Mussap Michele, Plebani Mario
Department of Laboratory Medicine, University-Hospital of Padua, Padua, Italy.
Crit Rev Clin Lab Sci. 2004;41(5-6):467-550. doi: 10.1080/10408360490504934.
Low molecular-mass plasma proteins play a key role in health and disease. Cystatin C is an endogenous cysteine proteinase inhibitor belonging to the type 2 cystatin superfamily. The mature, active form of human cystatin C is a single non-glycosylated polypeptide chain consisting of 120 amino acid residues, with a molecular mass of 13,343-13,359 Da, and containing four characteristic disulfide-paired cysteine residues. Human cystatin C is encoded by the CST3 gene, ubiquitously expressed at moderate levels. Cystatin C monomer is present in all human body fluids; it is preferentially abundant in cerebrospinal fluid, seminal plasma, and milk. Cystatin C L68Q variant is an amyloid fibril-forming protein with a high tendency to dimerize. It forms self-aggregates with massive amyloid deposits in the brain arteries of young adults, leading to lethal cerebral hemorrhage. The main catabolic site of cystatin C is the kidney: more than 99% of the protein is cleared from the circulation by glomerular ultrafiltration and tubular reabsorption.

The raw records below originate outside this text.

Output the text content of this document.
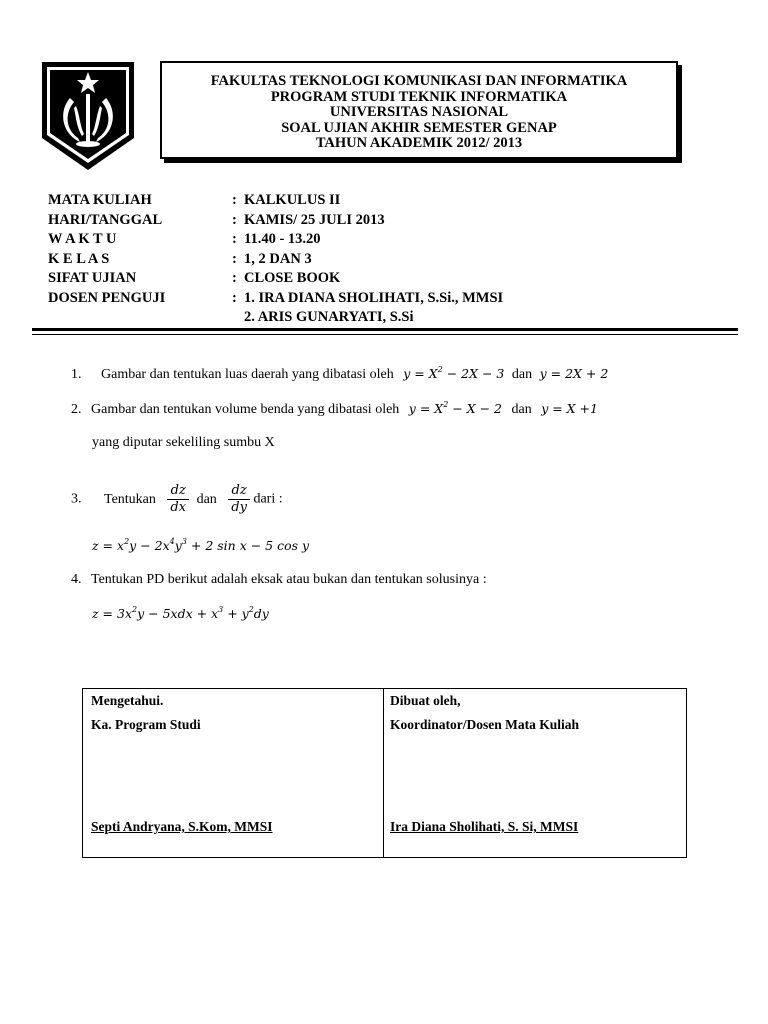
FAKULTAS TEKNOLOGI KOMUNIKASI DAN INFORMATIKA
PROGRAM STUDI TEKNIK INFORMATIKA
UNIVERSITAS NASIONAL
SOAL UJIAN AKHIR SEMESTER GENAP
TAHUN AKADEMIK 2012/ 2013
MATA KULIAH	: KALKULUS II
HARI/TANGGAL	: KAMIS/ 25 JULI 2013
W A K T U	: 11.40 - 13.20
K E L A S	: 1, 2 DAN 3
SIFAT UJIAN	: CLOSE BOOK
DOSEN PENGUJI	: 1. IRA DIANA SHOLIHATI, S.Si., MMSI
2. ARIS GUNARYATI, S.Si
1. Gambar dan tentukan luas daerah yang dibatasi oleh $y = X^2 - 2X - 3$ dan y = 2X + 2
2. Gambar dan tentukan volume benda yang dibatasi oleh $y = X^2 - X - 2$ dan y = X +1
yang diputar sekeliling sumbu X
3. Tentukan $\frac{dz}{dx}$ dan $\frac{dz}{dy}$ dari :
$z = x^2y - 2x^4y^3 + 2$ sin x − 5 cos y
4. Tentukan PD berikut adalah eksak atau bukan dan tentukan solusinya :
$z = 3x^2y - 5xdx + x^3 + y^2dy$
Mengetahui.
Ka. Program Studi
Septi Andryana, S.Kom, MMSI
Dibuat oleh,
Koordinator/Dosen Mata Kuliah
Ira Diana Sholihati, S. Si, MMSI
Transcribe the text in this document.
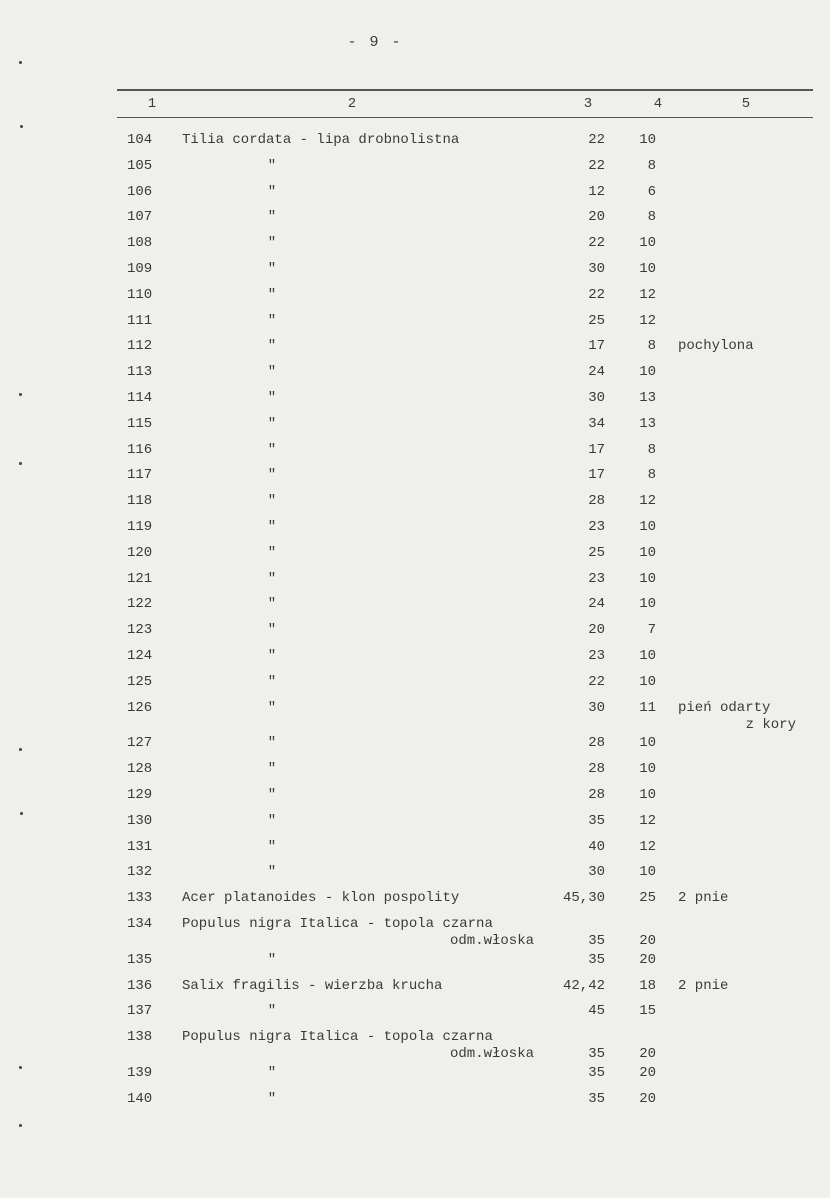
- 9 -
1	2	3	4	5
104	Tilia cordata - lipa drobnolistna	22	10
105	"	22	8
106	"	12	6
107	"	20	8
108	"	22	10
109	"	30	10
110	"	22	12
111	"	25	12
112	"	17	8 pochylona
113	"	24	10
114	"	30	13
115	"	34	13
116	"	17	8
117	"	17	8
118	"	28	12
119	"	23	10
120	"	25	10
121	"	23	10
122	"	24	10
123	"	20	7
124	"	23	10
125	"	22	10
126	"	30	11 pień odarty
z kory
127	"	28	10
128	"	28	10
129	"	28	10
130	"	35	12
131	"	40	12
132	"	30	10
133	Acer platanoides - klon pospolity	45,30	25 2 pnie
134	Populus nigra Italica - topola czarna
odm.włoska	35	20
135	"	35	20
136	Salix fragilis - wierzba krucha	42,42	18 2 pnie
137	"	45	15
138	Populus nigra Italica - topola czarna
odm.włoska	35	20
139	"	35	20
140	"	35	20
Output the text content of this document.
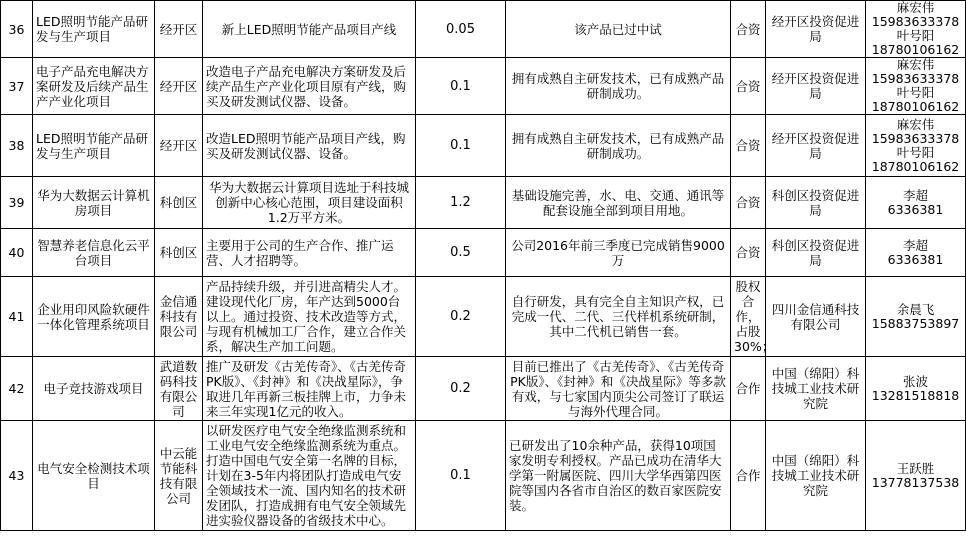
36	LED照明节能产品研发与生产项目	经开区	新上LED照明节能产品项目产线	0.05	该产品已过中试	合资	经开区投资促进局	麻宏伟
15983633378
叶号阳
18780106162

37	电子产品充电解决方案研发及后续产品生产产业化项目	经开区	改造电子产品充电解决方案研发及后续产品生产产业化项目原有产线，购买及研发测试仪器、设备。	0.1	拥有成熟自主研发技术，已有成熟产品研制成功。	合资	经开区投资促进局	麻宏伟
15983633378
叶号阳
18780106162

38	LED照明节能产品研发与生产项目	经开区	改造LED照明节能产品项目产线，购买及研发测试仪器、设备。	0.1	拥有成熟自主研发技术，已有成熟产品研制成功。	合资	经开区投资促进局	麻宏伟
15983633378
叶号阳
18780106162

39	华为大数据云计算机房项目	科创区	华为大数据云计算项目选址于科技城创新中心核心范围，项目建设面积1.2万平方米。	1.2	基础设施完善，水、电、交通、通讯等配套设施全部到项目用地。	合资	科创区投资促进局	李超
6336381

40	智慧养老信息化云平台项目	科创区	主要用于公司的生产合作、推广运营、人才招聘等。	0.5	公司2016年前三季度已完成销售9000万	合资	科创区投资促进局	李超
6336381

41	企业用印风险软硬件一体化管理系统项目	金信通科技有限公司	产品持续升级，并引进高精尖人才。建设现代化厂房，年产达到5000台以上。通过投资、技术改造等方式，与现有机械加工厂合作，建立合作关系，解决生产加工问题。	0.2	自行研发，具有完全自主知识产权，已完成一代、二代、三代样机系统研制，其中二代机已销售一套。	股权合作，占股30%；	四川金信通科技有限公司	余晨飞
15883753897

42	电子竞技游戏项目	武道数码科技有限公司	推广及研发《古羌传奇》、《古羌传奇PK版》、《封神》和《决战星际》，争取进几年再新三板挂牌上市，力争未来三年实现1亿元的收入。	0.2	目前已推出了《古羌传奇》、《古羌传奇PK版》、《封神》和《决战星际》等多款有戏，与七家国内顶尖公司签订了联运与海外代理合同。	合作	中国（绵阳）科技城工业技术研究院	张波
13281518818

43	电气安全检测技术项目	中云能节能科技有限公司	以研发医疗电气安全绝缘监测系统和工业电气安全绝缘监测系统为重点。打造中国电气安全第一名牌的目标，计划在3-5年内将团队打造成电气安全领域技术一流、国内知名的技术研发团队，打造成拥有电气安全领域先进实验仪器设备的省级技术中心。	0.1	已研发出了10余种产品，获得10项国家发明专利授权。产品已成功在清华大学第一附属医院、四川大学华西第四医院等国内各省市自治区的数百家医院安装。	合作	中国（绵阳）科技城工业技术研究院	王跃胜
13778137538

The diagnostic value of cystatin C as a marker of kidney dysfunction has been extensively investigated in multiple clinical studies on adults, children, and in the elderly. In almost all the clinical studies, cystatin C demonstrated a better diagnostic accuracy than serum creatinine in discriminating normal from impaired kidney function, but controversial results have been obtained by comparing this protein with other indices of kidney disease, especially serum creatinine-based equations. In this review, we present and discuss most of the available data from the literature, critically reviewing conclusions and suggestions for the use of cystatin C in clinical practice. Despite the multitude of clinical data in the literature, cystatin C has not been widely used, perhaps because of a combination of factors, such as a general diffidence among clinicians, the absence of definitive cut-off values, conflicting results in clinical studies, no clear evidence on when and how to request the test, the poor commutability of results, and no accurate examination of costs and of its routine use in a stat laboratory.
低分子量血浆蛋白在健康和疾病中起着关键作用。胱抑素C是一种内源性半胱氨酸蛋白酶抑制剂,属于2型胱抑素超家族。人胱抑素C的成熟活性形式是一条由120个氨基酸残基组成的单一非糖基化多肽链,分子量为13343 - 13359道尔顿,含有四个特征性的二硫键配对半胱氨酸残基。人胱抑素C由CST3基因编码,在全身以中等水平广泛表达。胱抑素C单体存在于所有人体体液中;在脑脊液、精浆和乳汁中含量尤为丰富。胱抑素C L68Q变体是一种具有高度二聚化倾向的淀粉样纤维形成蛋白。它在年轻成年人的脑动脉中形成大量淀粉样沉积物的自我聚集,导致致命性脑出血。胱抑素C的主要分解代谢部位是肾脏:超过99%的蛋白质通过肾小球超滤和肾小管重吸收从循环中清除。胱抑素C作为肾功能障碍标志物的诊断价值已在针对成人、儿童和老年人的多项临床研究中得到广泛研究。在几乎所有临床研究中,胱抑素C在区分肾功能正常与受损方面显示出比血清肌酐更好的诊断准确性,但在将该蛋白与其他肾脏疾病指标(尤其是基于血清肌酐的公式)进行比较时,得到了有争议的结果。在本综述中,我们展示并讨论了文献中的大部分现有数据,批判性地审视了关于胱抑素C在临床实践中应用的结论和建议。尽管文献中有大量临床数据,但胱抑素C尚未得到广泛应用,这可能是多种因素共同作用的结果,比如临床医生普遍存在的疑虑、缺乏明确的临界值、临床研究结果相互矛盾、何时以及如何进行检测没有明确证据、结果的可比性差,以及在急诊实验室中对成本及其常规使用缺乏准确评估。